Compounded with this rhetoric and ongoing morally apathetic practices, modern day healthcare services and medical institutions reflect a long and disturbed history, deeply tainted with the dehumanization, abuse and exploitation of intersectional Black / brown indigenous communities. This violence includes but is not limited to the Tuskegee syphilis experiments, the stolen immortal DNA of Henrietta Lacks, the legalization of forced sterilization in 24 states, the prohibition of abortion in 18 states, and the ongoing crime of unauthorized “corrective” surgeries on intersex children since the year 1960. All in a blatant and deliberate effort to uphold extremist ideologies and covert tyranny.

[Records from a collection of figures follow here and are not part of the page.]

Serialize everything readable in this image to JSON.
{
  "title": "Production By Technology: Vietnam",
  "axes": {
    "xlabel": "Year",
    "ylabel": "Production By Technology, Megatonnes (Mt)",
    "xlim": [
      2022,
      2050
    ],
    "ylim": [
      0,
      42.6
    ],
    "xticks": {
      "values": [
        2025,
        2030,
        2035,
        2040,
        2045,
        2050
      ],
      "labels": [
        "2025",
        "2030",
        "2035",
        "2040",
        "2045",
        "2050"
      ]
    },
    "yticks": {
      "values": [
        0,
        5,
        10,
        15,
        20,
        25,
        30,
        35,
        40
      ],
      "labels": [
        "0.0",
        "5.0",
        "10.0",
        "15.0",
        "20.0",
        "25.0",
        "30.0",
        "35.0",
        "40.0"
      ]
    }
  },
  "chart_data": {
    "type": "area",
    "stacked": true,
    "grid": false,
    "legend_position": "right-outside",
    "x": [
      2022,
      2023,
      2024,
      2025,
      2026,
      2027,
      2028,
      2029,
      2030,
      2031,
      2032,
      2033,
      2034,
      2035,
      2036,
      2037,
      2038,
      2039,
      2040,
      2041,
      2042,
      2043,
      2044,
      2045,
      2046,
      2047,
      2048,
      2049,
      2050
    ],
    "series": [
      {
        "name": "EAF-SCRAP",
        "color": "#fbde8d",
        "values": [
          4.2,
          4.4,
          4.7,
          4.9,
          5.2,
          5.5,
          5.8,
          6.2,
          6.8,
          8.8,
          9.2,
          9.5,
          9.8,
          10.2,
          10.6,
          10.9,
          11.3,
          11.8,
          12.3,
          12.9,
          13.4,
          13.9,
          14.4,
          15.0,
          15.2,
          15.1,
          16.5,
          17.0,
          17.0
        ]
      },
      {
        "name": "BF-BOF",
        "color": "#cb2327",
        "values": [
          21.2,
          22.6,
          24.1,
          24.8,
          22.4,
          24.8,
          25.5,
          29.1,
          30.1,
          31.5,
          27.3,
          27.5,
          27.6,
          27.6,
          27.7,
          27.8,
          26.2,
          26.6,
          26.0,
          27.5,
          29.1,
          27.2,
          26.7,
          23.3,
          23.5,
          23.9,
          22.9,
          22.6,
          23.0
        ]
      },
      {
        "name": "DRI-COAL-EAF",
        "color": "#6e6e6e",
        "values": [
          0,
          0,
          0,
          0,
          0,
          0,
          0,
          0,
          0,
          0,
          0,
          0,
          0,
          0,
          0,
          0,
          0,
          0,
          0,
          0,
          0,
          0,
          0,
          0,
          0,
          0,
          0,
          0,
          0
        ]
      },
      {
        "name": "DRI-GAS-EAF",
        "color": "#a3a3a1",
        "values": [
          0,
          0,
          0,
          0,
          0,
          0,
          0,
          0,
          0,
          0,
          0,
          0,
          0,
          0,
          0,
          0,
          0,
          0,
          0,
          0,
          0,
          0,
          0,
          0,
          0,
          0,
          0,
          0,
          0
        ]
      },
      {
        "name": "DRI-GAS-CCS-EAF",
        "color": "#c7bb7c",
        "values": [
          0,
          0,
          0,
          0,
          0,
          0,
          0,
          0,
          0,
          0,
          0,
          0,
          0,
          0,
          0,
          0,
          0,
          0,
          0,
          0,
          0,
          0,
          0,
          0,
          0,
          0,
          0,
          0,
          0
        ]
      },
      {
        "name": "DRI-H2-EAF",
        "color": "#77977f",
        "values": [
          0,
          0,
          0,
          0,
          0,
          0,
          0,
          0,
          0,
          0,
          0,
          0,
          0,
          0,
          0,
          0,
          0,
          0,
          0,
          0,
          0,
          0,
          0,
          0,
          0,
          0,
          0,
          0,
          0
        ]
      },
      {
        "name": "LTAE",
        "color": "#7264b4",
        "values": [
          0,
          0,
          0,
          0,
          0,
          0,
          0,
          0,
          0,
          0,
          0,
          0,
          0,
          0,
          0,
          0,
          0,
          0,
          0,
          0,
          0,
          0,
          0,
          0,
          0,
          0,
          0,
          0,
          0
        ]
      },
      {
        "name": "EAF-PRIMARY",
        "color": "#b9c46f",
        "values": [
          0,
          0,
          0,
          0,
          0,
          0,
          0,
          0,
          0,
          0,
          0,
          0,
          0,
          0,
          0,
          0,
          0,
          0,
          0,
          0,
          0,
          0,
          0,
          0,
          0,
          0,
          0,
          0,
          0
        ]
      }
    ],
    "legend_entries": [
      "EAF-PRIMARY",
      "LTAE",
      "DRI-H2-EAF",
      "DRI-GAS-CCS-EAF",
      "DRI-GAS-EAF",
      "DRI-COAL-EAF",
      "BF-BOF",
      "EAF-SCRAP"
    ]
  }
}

In this 2012 national study on pain disparities spanning 20 years, it was reported that BIPOC patients experiencing pain in a number of settings were less likely to receive care, treatment or medication than their white counterparts due to implicit biases and medical discrimination. A 2020 article reports that upwards of 40% worse care of the U.S health departments care quality measures. Black people specifically are statically three times more likely to die during major surgeries, or medical procedures such as childbirth as opposed to their white counterparts.
Black people who identified as:
❖ LGBQTIA+
❖ having a disability or limiting preexisting health conditions
❖ declared medically over or underweight
❖ struggling with an addiction or crisis
have been reported to face more medical inequalities and discrimination than all their counterparts combined resulting in upwards of 74,000 recorded deaths per year. This does not include the 50,000 people who experience complications and long term health conditions each year due to malpractice. This also does not include the insurmountable and ongoing record of COVID 19 death disparities in Black and brown communities since the year 2020.
“The country’s pervasive health inequities were evidenced by a tragic tally of 74,402 excess deaths, on average, among Black people compared with white people each year.”
Isn’t it just a bit odd to think that well into the 21st century, we are still deliberating the autonomy of anatomy? Especially the anatomy of the most vulnerable intersecting BIPOC communities. All while disregarding the socio-evolutionary need for comprehensive sex, gender, mental and disability education. In lieu of the current conversations, interruptions and violations against the right to abortion, hormonal therapy, affirming life-saving surgeries, rehabilitation and mental health crisis support.
“… belief that biology creates two types of humans is invoked in a range of attempts to mandate and enforce how humans should behave.”
It is extremely crucial to the preservation of all communities that we recognize the suffering, erasure, and demonization of Trans, Intersex, non-binary, and gender variant BIPOC lives. Examining the way genocidal conceptualization informs our societal framework. Starting at the roots.